После седьмого класса Владимир Иванович Пименов, отец Андрея (и директор совхоза «Щекинский», по совместительству), устроил нас с Андреем в свой совхоз на должность помощника слесаря. Нам с Андреем тогда не было и четырнадцати лет. По действующему законодательству официально работать мы не могли. Но Владимир Иванович был уверен, что работа никого еще не портила. В отличие от безделья. И поэтому пошёл на это маленькое нарушение.
Под руководством дяди Васи мы откручивали и прикручивали какие-то гайки, что-то разбирали, чистили, а затем снова собирали. Смазывали какие-то механизмы солидолом. Всё это называлось подготовкой к уборочной. И преисполняло нас чувством гордости и причастности к чему-то очень большому и важному.
Примерно в это время на уроках истории мы проходили, что в царской России капиталисты использовали на фабриках и заводах детский труд. Можно было предположить, что капиталисты использовали детский труд и в сельском хозяйстве. Во время работы в совхозе мы начинали понимать, как тяжело приходилось нашим сверстника когда-то давным-давно.
Нет, сама работа не была тяжёлой. Нам нравилось заниматься со взрослыми. Тем более что они разрешали нам что-то откручивать и прикручивать. Что-то показывали нам. И чему-то учили. Это было интересно.
Самое трудное начиналось потом. В обеденный перерыв. Мы приходили в столовую, и начиналось самое трудное. Обед. Мы брали с Андреем по половине порции. Но даже эти половинки были такими большими, что мы с большим трудом могли с ними справиться. Механизаторов тогда, видимо, все за что-то ненавидели. И кормили, словно на убой.

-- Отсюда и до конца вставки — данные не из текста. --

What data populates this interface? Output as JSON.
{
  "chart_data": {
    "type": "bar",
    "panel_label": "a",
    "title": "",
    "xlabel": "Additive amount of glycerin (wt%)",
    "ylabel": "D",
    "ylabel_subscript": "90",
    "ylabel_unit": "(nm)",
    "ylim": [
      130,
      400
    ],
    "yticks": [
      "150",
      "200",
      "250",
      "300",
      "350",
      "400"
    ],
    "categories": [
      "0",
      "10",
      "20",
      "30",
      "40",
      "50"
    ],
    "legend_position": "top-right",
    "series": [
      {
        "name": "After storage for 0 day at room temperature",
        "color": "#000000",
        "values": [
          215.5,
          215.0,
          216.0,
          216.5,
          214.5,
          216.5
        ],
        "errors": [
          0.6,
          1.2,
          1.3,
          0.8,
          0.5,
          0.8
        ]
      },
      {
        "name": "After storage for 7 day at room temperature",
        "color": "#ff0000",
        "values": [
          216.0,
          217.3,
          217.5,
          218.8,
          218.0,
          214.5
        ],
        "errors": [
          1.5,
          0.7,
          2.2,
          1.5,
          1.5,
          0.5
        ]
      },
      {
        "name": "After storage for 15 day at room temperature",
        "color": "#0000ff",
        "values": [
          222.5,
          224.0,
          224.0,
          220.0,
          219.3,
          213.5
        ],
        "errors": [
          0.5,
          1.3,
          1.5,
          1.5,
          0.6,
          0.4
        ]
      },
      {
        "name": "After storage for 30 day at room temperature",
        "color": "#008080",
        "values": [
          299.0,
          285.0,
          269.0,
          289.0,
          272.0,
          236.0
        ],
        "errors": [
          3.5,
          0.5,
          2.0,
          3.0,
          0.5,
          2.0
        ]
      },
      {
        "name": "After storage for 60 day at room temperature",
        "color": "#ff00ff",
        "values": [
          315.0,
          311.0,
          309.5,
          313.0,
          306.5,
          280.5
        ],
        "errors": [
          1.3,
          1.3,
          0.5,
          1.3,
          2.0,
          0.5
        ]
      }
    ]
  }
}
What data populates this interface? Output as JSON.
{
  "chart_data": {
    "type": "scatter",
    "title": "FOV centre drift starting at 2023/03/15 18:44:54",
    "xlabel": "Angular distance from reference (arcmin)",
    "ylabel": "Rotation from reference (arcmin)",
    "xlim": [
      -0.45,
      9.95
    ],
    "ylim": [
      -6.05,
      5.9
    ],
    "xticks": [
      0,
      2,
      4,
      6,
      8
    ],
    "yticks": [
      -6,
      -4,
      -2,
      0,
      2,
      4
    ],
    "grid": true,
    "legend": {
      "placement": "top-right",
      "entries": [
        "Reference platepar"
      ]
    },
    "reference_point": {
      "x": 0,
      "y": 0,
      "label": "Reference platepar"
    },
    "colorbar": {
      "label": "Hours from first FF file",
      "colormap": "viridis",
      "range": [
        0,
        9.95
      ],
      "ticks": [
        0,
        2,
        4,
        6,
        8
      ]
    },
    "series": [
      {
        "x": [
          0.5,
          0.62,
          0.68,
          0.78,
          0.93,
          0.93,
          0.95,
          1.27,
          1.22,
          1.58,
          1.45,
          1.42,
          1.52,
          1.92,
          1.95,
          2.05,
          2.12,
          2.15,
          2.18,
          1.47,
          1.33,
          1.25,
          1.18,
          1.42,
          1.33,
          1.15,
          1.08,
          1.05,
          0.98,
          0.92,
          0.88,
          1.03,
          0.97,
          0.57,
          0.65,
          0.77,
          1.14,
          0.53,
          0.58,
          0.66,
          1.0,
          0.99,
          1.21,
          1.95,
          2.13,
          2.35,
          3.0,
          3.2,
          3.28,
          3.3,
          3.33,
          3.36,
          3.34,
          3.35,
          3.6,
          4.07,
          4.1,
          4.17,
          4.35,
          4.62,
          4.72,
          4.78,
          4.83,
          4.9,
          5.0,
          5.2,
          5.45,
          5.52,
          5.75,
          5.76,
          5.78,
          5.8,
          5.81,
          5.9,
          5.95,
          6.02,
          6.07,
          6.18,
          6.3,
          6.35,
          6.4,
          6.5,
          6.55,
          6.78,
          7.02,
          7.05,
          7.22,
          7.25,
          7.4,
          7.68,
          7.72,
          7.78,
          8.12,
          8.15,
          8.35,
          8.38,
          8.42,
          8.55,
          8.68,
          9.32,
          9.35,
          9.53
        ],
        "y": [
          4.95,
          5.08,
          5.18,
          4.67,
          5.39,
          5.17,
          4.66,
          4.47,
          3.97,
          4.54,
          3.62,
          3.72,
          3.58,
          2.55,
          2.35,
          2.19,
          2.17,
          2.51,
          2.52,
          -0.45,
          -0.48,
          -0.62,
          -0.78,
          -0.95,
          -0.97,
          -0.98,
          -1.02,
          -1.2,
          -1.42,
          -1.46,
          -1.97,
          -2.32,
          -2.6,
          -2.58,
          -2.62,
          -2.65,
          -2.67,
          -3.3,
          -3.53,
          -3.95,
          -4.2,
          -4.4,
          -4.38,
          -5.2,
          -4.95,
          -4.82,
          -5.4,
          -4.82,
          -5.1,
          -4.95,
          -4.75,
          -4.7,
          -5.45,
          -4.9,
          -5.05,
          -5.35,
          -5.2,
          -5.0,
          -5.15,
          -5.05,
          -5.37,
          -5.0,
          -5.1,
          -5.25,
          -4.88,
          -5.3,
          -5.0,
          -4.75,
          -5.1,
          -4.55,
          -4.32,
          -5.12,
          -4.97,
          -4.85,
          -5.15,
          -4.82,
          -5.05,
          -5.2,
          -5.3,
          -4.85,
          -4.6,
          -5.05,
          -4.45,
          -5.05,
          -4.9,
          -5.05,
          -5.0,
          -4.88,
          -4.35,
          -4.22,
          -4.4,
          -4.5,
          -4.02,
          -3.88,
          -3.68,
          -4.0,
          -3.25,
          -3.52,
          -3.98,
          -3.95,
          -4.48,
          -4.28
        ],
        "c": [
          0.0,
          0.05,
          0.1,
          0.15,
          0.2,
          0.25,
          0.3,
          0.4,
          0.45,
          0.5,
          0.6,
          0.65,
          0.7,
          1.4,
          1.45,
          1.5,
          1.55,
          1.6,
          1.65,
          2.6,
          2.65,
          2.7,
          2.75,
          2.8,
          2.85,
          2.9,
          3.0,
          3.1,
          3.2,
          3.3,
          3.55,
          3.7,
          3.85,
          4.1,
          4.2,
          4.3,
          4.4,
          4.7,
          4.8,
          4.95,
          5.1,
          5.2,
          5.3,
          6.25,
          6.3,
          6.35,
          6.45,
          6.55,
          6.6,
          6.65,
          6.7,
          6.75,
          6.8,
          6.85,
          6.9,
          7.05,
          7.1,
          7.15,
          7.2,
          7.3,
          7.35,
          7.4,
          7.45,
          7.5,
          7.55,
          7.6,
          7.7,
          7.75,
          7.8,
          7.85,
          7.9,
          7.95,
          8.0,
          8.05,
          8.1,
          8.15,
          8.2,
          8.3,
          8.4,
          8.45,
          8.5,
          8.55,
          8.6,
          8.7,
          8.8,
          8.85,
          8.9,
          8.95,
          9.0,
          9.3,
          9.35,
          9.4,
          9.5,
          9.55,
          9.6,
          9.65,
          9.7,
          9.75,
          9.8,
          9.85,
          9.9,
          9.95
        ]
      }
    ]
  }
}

Половина стоимости обеда оплачивалась совхозом. В результате после обеда у нас с Андреем постоянно оставалось несколько честно сэкономленных копеек. Которые мы тут же тратили на фруктовое (за 7 копеек) или молочное (за 10 копеек) мороженое. Моментально забывая о том, что еще минуту назад мы были твёрдо уверены, что в наших животах уже нет свободного места.
Работали мы по четыре часа в день. И после обеда возвращались домой. Автобус развозил рабочих только вечером. Ждать его было слишком долго. И мы обычно добирались до города на попутках. Тогда водители ещё не брали за это денег. И у нас было даже такое развлечение: в следующий раз остановить машину, на которой мы еще не катались. Сначала это были всё больше грузовые ГАЗы и ЗИЛы. Несколько раз нам повезло прокатиться на КАМАЗе. И даже на «Волге». Это было круто!
Но вскоре этот замечательный месяц закончился. В кассе нам заплатили первую в жизни зарплату. Вы не представляете, какие сияющие глаза были у моей мамы, когда я принёс ей свою первую зарплату.
Я бы остался работать в этом замечательном совхозе и на второй месяц. Но в середине июля по путёвке от школы меня отправили в лагерь отдыха в Чехословакию. Была в те времена такая практика: дружить. И дружить не только семьями, но и городами. В разных странах появлялись, так называемые, города-побратимы. У Клина такими побратимами были французский город Орли и чехословацкий город Бенешов. Эти города обменивались дружескими делегациями. Пытались наладить какие-то контакты. И направляли друг к другу на отдых своих детей. От каждой школы ехал один-два ученика. Всего в группе было около двадцати человек. И мне посчастливилось попасть в одну из таких групп.
Лагерь, в который в который нас привезли, располагался в нескольких километрах от Бенешова. В небольшом, но очень живописном ущелье. И назывался лагерь «Лесни млын». Лесная мельница. Правда, красивое название?!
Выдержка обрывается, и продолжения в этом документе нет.